To be fair, a number of grass roots advocates do bring up the topic of access to capital by black-owned firms, but the problem is that business capital, whether in the form of loanable funds or equity investment is small compared to the number of black businesses in need of funding. Also, there is the risk that terms and conditions underlying the funding of black enterprise firms may not representative of the black population primarily because the boards that direct these underwriters are probably not members of the community in the first place. Just take a look at the names and faces of the members of the typical executive committee or board of directors and you see my point.

Blacks, as a people, simply are not calling their own shots. If you listen to the rhetoric of current black political leaders, liberty and freedom as it pertains to capital, are not a part of the lexicon. Black political leadership is more concerned with keeping blacks available to vote for white Democratic Party candidates as opposed to self-reliance. Probably in the minds of black political leadership, self-reliance would be akin to self-determination or nationalism and these leaders are afraid that such an approach would sever their attachment to America. But the attachment to America is false one, as I have argued before, because blacks did not come here voluntarily and apply the law of discovery.

To summarize Chief Justice John Marshall, the European came to North America but while acknowledging its Native American occupants, the law of discovery, of showing up first, gave title to the country making the discovery. That Native Americans were there first was irrelevant. Once, say England, made its discovery of what would later become the United States, it created a title that excluded claims by any other European power. Establishing this “title” over the land meant of course establishing control over its natural resources; land, air, water, minerals, the stuff that supports production, transportation, communications, energy generation and distribution.

To the activities that land, water, air, minerals, paid, indentured, and enslaved labor supported, the European was able to attach “coin”; to monetize. He would later create a centralized banking system to underwrite his government’s issue of debt as well as serve as the lender of last resort to commercial banks. The European’s financial system would, in conjunction with public sector investment, underwrite technological innovations that would further spur the design and production of consumer goods and services.

Blacks have been left largely out of the ownership of productive capital in the American political economy and as I have discussed in previous posts, it is too late and probably impractical to attempt any action under the laws of discovery for the purpose of acquiring the natural resources that underpin an economy that would support 43 million people on a self-sustainable, self-reliant way. But I do not think this is impossible.

Cyberspace provides “territory” that blacks can conquer and extract capital from. From the time I immigrated to the mainland I have always believed that blacks had the intellectual resources to construct their own vibrant economy. It boils down to a willingness of the black population to use broadband technology to connect to and import resources from outside of the United States and mixing those resources with the access to land, air, minerals, and water that blacks have here in the United States. It means the black population using its engineering skills to build a renewable energy infrastructure that provides electricity to its population. It means building communications networks using unlicensed to spectrum to tie black households to basic services. It means using the black population’s legal talent to advocate for laws that protect the importation of items into the United States that can be processed by plants designed and built in the U.S. by black engineers. It means using financial talent to reinvest these proceeds back into the black population and further growing its resources and income.

The great thing about applying the “law of discovery” to cyberspace is that no one has to be kicked out or enslaved.

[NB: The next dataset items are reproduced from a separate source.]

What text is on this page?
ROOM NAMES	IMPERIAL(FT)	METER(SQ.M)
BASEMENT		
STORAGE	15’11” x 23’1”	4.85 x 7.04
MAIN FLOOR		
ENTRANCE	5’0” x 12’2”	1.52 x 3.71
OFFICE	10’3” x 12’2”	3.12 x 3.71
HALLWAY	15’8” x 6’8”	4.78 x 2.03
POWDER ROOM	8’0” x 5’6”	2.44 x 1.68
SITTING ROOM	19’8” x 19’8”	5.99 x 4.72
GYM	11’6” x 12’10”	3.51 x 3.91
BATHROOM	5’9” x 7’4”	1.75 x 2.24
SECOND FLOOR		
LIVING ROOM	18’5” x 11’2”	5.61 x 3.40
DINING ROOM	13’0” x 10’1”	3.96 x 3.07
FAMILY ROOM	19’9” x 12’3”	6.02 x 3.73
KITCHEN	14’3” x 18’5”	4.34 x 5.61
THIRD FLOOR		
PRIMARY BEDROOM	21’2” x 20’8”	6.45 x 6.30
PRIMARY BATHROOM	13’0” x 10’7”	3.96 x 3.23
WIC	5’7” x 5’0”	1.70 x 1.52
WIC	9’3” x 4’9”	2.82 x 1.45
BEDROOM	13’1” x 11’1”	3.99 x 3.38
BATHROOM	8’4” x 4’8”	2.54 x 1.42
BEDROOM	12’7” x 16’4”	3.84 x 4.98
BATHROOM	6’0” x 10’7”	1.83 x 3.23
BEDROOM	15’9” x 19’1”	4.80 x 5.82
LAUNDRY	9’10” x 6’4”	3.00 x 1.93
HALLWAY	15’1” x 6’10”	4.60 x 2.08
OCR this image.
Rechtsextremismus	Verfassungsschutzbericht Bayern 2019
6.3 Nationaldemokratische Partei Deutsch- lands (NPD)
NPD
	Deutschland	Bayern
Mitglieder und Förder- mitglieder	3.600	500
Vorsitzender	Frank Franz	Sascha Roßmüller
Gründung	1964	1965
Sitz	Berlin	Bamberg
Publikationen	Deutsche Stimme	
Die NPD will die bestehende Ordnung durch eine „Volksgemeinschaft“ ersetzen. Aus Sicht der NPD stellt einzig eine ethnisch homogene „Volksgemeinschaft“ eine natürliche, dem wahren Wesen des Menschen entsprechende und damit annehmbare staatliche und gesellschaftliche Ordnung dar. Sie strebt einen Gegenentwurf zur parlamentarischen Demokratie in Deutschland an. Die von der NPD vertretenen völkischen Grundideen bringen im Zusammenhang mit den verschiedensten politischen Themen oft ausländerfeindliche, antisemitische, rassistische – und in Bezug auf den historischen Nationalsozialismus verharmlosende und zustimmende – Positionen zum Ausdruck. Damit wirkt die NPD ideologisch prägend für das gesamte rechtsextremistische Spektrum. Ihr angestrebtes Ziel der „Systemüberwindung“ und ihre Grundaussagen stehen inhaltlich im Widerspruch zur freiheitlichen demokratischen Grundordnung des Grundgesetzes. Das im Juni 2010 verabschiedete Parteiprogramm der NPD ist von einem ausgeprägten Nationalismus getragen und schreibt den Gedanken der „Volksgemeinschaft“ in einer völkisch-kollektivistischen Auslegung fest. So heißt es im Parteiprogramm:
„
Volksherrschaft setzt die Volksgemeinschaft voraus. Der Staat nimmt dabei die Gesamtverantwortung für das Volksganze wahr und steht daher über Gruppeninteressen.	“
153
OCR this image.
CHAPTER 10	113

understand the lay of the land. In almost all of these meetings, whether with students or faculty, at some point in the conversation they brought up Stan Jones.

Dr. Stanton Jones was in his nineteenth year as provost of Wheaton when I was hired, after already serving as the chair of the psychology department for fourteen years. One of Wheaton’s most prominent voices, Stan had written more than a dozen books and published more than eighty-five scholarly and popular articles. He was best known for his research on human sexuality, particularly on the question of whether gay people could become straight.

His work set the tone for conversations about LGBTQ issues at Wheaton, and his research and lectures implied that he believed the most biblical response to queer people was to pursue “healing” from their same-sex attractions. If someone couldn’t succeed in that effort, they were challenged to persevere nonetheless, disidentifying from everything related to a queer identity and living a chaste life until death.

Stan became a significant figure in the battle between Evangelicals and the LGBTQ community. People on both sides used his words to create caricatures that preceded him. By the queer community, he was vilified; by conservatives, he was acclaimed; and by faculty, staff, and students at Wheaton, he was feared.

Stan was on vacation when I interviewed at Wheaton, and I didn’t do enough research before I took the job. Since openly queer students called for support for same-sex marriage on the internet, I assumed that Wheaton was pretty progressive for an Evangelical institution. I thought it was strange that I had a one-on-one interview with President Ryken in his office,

There is still plenty of territory to carve up; to reverse colonize but this time with equitable results.

What Woodrow Wilson left out of the definition of public administration: capital

Back in 1887, Woodrow Wilson wrote an essay on the importance of the study of administration of government. Mr. Wilson, who would go on to become president of the United States, is usually referred to as the father of public administration. By his definition:

“Administration is the most obvious part of government; it is government in action; it is he executive, the operative, the most visible side of government, and is of course as old as government itself. It is the object of administrative study to discover, first, what government can properly and successfully do, and secondly, how it can do these things with the utmost efficiency and the least possible cost either of money or of energy.”
Other scholars have offered their tweaks on the definition. Charles H. Levine, B. Guy Peters, and Frank J. Thompson define public administration as:

“[T]he implementation of government policy and an academic discipline that studies this implementation and that prepares civil servants for this work.” It is “centrally concerned with the organization of government policies and programs as well as the behavior of officials (usually non-elected) formally responsible for their conduct.”

George J. Gordon and Michael E. Milakovich define public administration as:

“… all processes, organizations, and individuals (the latter acting in official positions and roles) associated with carrying out laws and other rules adopted or issued by legislatures, executives, and courts.”

And Melvin J. Dubnick and Barbara S. Romzek provide the following take on this branch of political science:

“The practice of public administration involves the dynamic reconciliation of various forces in government’s efforts to manage public policies and programs.”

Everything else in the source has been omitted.